Вероника Степановна не слушает ее.
– Только не волнуйся, он тебя тоже выгонит, не позабудет о тебе, правда, может быть, на два дня позднее, чем всех остальных.
– Поживем – поглядим.
– И глядеть нечего. Ты и сама знаешь, что я говорю чистую правду.
– Мама, тетя Алла, хотите пирога с капустой? У меня уже готов, – вмешивается Наташа.
Открыв дверцу духовки, она вынимает противень с румяным, пахучим пирогом. Кухня заполняется ангельским ароматом.
– Не надо, – мрачно изрекает Вероника Степановна, но тут же спохватывается, как-никак есть закон гостеприимства, который невозможно обойти. – Алла, может быть, ты хочешь?
– Еще чего! Мне только горячего теста не хватало. Я и так за одну неделю ни с того ни с сего целых два кило прибавила!
Наташа вопросительно поглядывает на меня. Я мотаю головой.
– Не хочу.
– Напрасно, – говорит Наташа. Пирог с капустой – вершина ее мастерства. Я еще никогда и нигде не едала такого вкусного пирога с румяной корочкой, с нежной и сочной начинкой.
– Ты знаешь, Алла, что такое Серж? – снова начинает Вероника Степановна.
– Еще бы не знать!
Я тоже его знаю. То есть видела его один раз, как-то была с Наташей в театре, и она показала мне Сержа. Он необычайно импозантен, представителен, темноволосый, румяный, с родинками на бабьем лице. Так импозантны и представительны зачастую бывают круглые дураки.

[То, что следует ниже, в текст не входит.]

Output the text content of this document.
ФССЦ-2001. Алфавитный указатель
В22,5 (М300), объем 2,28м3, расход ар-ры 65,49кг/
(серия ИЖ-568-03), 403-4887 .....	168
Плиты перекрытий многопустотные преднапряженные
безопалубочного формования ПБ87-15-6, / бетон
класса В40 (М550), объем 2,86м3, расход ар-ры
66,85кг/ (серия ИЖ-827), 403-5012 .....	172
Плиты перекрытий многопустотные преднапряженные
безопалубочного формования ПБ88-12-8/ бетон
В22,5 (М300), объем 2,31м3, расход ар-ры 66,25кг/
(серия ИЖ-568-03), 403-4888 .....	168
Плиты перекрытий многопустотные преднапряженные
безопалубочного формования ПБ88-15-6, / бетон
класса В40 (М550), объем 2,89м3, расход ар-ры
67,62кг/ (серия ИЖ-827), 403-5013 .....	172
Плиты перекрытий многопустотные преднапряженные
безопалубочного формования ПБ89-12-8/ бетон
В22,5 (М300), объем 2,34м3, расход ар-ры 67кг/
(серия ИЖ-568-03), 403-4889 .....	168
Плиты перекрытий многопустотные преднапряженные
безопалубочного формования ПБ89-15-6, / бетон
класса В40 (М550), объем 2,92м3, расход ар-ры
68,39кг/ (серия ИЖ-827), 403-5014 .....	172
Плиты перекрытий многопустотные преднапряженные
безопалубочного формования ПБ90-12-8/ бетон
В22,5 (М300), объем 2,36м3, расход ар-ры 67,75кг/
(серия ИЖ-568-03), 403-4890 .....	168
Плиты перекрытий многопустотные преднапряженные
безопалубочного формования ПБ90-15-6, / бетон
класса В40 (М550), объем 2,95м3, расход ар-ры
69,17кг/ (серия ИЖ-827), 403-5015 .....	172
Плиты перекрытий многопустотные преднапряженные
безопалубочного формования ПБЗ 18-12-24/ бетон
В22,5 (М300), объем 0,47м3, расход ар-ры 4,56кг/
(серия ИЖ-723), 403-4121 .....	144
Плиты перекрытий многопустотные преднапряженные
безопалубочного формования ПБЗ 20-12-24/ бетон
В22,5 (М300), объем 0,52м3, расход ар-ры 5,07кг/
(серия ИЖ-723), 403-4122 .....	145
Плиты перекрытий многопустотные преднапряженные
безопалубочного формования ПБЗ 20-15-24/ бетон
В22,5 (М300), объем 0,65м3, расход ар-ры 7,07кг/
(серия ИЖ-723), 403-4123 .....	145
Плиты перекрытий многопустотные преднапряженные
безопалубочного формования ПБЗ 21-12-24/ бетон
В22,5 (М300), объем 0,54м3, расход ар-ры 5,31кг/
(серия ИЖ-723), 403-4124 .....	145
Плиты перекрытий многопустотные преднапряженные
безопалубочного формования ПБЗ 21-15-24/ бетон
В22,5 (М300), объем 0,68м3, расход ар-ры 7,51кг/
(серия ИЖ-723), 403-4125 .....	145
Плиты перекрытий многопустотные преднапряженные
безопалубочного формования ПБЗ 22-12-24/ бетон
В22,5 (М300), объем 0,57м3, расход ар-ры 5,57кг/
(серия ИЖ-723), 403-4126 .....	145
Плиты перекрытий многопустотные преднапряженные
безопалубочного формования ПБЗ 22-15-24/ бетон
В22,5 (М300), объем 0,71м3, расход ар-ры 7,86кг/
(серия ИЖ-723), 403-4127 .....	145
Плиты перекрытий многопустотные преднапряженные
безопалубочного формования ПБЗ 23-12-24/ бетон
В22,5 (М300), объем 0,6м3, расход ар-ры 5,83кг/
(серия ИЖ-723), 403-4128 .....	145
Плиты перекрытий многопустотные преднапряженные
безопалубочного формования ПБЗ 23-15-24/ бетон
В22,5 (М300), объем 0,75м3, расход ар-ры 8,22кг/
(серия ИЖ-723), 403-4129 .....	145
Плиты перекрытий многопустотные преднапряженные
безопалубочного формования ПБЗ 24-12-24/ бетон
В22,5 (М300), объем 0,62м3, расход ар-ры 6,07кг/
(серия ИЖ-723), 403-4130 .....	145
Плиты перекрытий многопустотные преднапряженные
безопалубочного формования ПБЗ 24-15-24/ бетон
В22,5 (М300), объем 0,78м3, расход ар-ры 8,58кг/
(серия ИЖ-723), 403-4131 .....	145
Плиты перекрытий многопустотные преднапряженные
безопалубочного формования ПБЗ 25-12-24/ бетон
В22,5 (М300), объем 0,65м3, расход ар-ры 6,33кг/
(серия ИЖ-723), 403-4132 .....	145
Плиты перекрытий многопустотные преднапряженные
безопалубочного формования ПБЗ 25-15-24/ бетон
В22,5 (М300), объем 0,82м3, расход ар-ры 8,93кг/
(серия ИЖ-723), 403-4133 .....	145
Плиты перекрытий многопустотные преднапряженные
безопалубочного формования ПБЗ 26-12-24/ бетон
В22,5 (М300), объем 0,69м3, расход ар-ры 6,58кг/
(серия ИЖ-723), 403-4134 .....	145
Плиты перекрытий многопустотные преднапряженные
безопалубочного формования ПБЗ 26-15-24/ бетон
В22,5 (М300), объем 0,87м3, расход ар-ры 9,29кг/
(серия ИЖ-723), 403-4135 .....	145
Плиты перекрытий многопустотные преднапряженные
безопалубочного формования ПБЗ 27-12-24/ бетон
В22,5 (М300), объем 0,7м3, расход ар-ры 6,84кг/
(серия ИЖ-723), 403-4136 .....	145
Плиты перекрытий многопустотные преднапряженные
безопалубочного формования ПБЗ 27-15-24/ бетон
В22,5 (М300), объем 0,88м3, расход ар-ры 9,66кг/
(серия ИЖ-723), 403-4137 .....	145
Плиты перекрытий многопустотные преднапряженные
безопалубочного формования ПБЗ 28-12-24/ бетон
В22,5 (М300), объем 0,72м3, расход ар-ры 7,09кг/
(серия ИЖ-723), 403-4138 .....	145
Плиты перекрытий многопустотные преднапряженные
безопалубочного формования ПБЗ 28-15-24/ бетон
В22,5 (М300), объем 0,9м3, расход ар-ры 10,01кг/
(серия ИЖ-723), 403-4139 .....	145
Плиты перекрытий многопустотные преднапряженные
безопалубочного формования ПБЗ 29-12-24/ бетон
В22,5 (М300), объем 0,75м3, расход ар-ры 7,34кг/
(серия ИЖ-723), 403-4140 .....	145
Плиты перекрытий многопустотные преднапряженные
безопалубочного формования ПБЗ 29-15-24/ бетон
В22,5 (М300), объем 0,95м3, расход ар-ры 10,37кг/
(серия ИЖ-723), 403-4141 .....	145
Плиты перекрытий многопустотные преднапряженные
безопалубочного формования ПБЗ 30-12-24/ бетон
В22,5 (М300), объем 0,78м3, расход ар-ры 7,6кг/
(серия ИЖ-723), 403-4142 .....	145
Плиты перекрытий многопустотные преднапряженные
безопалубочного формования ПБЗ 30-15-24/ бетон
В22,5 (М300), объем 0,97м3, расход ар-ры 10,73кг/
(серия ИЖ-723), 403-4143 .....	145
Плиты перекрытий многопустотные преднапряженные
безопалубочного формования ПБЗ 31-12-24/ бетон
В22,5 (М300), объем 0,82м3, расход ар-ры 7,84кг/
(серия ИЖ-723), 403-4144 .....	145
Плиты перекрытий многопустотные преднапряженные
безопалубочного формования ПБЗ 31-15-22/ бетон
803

Но, думается, Серж не дурак. У него цепкие глаза, взгляд въедливый, пронзительный. И он превосходно знает, что ему следует делать, умеет все высчитать и разложить по полочкам, и не совершает поступков, почему-либо для него невыгодных. Нет, какой там дурак…
– Мама, ты сварила картошку? – спрашивает Наташа.
– Какую картошку? – удивляется Вероника Степановна и тут же вспоминает: – Ах, да, ты просила сварить картошку для винегрета.
– Где же она?
– Я забыла.
– Жаль.
– Нечего жалеть, вон в кастрюльке отварная картошка, видишь?
– Вижу. Так она же чищеная, а для винегрета нужна в мундире.
– Предрассудок, – решительно заявляет Вероника Степановна. – Почему непременно в мундире?
– Мамочка, – мягко говорит Наташа, – очень прошу тебя, не вмешивайся в дела, которые тебе непонятны. Позволь уж мне решать, какая, к примеру, нужна картошка для винегрета или чем следует заправлять суп.
– Ну и решай, пожалуйста, – великодушно позволяет Вероника Степановна. Снова обращается к Алле Семеновне:
– Так вот, твой Серж подонок.
– Он мой такой же, как и твой!
– Но я его не защищаю.
– Возможно.
– Алла, вспомни, что ты недавно сама же о нем говорила?
– Все, что было, позабыла, все, что будет, позабудет, – устало отвечает Алла Семеновна словами некоей песни.
Она в образе, определенно играет какую-то роль, только ей известную. Губы презрительно опущены, глаза как бы невыспавшиеся, вечная сигарета в углу рта.
– Тогда нам не о чем больше говорить, Алла.
– Тем лучше, – по-прежнему устало и небрежно роняет Алла Семеновна.
– Тетя Алла, пирог остыл, может быть, все-таки скушаете кусочек? – спрашивает Наташа.
Она успела уже привыкнуть к постоянным спорам, возникающим решительно по любому поводу между матерью и ее подругой, и потому стремится по возможности обточить острые углы.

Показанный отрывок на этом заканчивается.